PROJECT SUMMARY
Approximately 10% of sexually mature women are afflicted with endometriosis. Endometriosis occurs when the
inner most lining of the uterus, the endometrium, is located ectopically. This disease can be debilitating and
symptoms include painful periods, heavy and irregular menstruation, and subfertility. Based on size, location,
spread, depth, and ovarian involvement, disease state can vary and is classified as different stages (i.e., I-
minimal, II-mild, III-moderate, and IV-severe). Staging and a definitive diagnosis of endometriosis only occur
through an exploratory laparoscopic surgery. Because of a hesitancy to perform and/or undergo an invasive
surgery, treatment is often delayed four to eight years from clinical presentation.
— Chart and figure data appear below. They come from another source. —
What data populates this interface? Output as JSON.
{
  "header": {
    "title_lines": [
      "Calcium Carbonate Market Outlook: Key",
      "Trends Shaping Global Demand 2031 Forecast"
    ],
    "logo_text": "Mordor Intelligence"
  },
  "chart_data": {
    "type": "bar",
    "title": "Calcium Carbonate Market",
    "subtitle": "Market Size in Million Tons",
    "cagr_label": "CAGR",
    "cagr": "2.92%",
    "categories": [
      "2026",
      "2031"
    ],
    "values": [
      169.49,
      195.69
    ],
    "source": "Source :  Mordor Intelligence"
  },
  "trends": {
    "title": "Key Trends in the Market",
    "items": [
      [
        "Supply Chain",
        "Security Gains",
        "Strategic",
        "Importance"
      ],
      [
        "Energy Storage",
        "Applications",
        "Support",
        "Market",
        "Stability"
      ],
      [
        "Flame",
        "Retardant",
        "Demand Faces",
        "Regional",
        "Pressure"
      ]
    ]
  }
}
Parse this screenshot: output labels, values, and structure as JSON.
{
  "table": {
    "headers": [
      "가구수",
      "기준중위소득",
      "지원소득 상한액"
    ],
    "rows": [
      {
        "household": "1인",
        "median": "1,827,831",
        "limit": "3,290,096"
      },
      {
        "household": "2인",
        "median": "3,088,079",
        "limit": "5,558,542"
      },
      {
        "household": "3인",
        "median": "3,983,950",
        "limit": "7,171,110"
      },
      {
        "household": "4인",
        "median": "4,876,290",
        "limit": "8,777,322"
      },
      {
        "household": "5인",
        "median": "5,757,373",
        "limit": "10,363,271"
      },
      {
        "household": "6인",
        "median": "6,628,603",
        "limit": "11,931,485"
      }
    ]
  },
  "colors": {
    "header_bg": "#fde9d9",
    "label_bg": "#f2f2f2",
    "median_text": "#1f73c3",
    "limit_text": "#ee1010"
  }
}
Further, despite decades of
research, the etiology and pathophysiology of endometriosis has progressed little. Difficulty in identifying early-
stage endometriotic lesions and the inability to monitor disease progression has likely hindered this research
highlighting the need to develop a non-invasive tool to diagnosis endometriosis. While imaging modalities exist
to identify late stage and deep infiltrating endometriosis [e.g., ultrasonography (US) and magnetic imaging
resonance (MRI)], the resolution of detecting small, early stage lesions is equivocal. Therefore, the premise
of this proposal is determine the efficacy in utilizing positron emission tomography (PET/CT) to
identify endometriotic lesions. We will use radiotracers targeted to estradiol and progesterone receptors (ER
and PGR, respectively) as contrast agents for PET/CT scans. Lesions express higher levels of ER and PGR
compared to surrounding tissues because endometriosis is an estrogen-dependent disease and actions of
estradiol include promoting not only its own receptor (i.e., ER), but also PGR. Although the ER radiotracer 16-
a-18F-fluoro-17-ß estradiol (FES) has been reported to identify deep infiltrating endometriosis, like US and MRI,
it is uncertain whether FES can detect smaller lesions. This is likely due to the preferential binding of FES to
ERa rather than ERß. While some stages of endometriosis display elevated ERß such as ovarian
endometriomas, the ratio of ERa/ERß in pelvic lesions is unclear. Therefore, we will use both FES and the
PGR targeted radiotracer 21-18F-fluorofuranyl-norprogesterone (FFNP) to not only identify lesions, but also to
determine each radiotracer’s ability to monitor lesion size over time in the following Specific Aims. In Aim 1,
we will compare the uptake rates of FES and FFNP in mid- to late-stage lesions. For Aim 2, we will use small
and newly developed lesions to identify the detection thresholds of each radiotracer. And finally, in Aim 3, we
will regress mid- to late-stage lesions with letrozole, a common therapeutic for endometriosis to determine
whether FES and FFNP can detect changes in lesion size over time. Collectively, this proposal aims to develop
a non-invasive imaging tool to diagnosis and monitor the progression of endometriotic lesions. In doing so, we
hope to substantially increase patient quality of life by substantially decreasing the delay to treatment. We also
hope to drive research on endometriosis forward by developing a new technology to track lesions over time.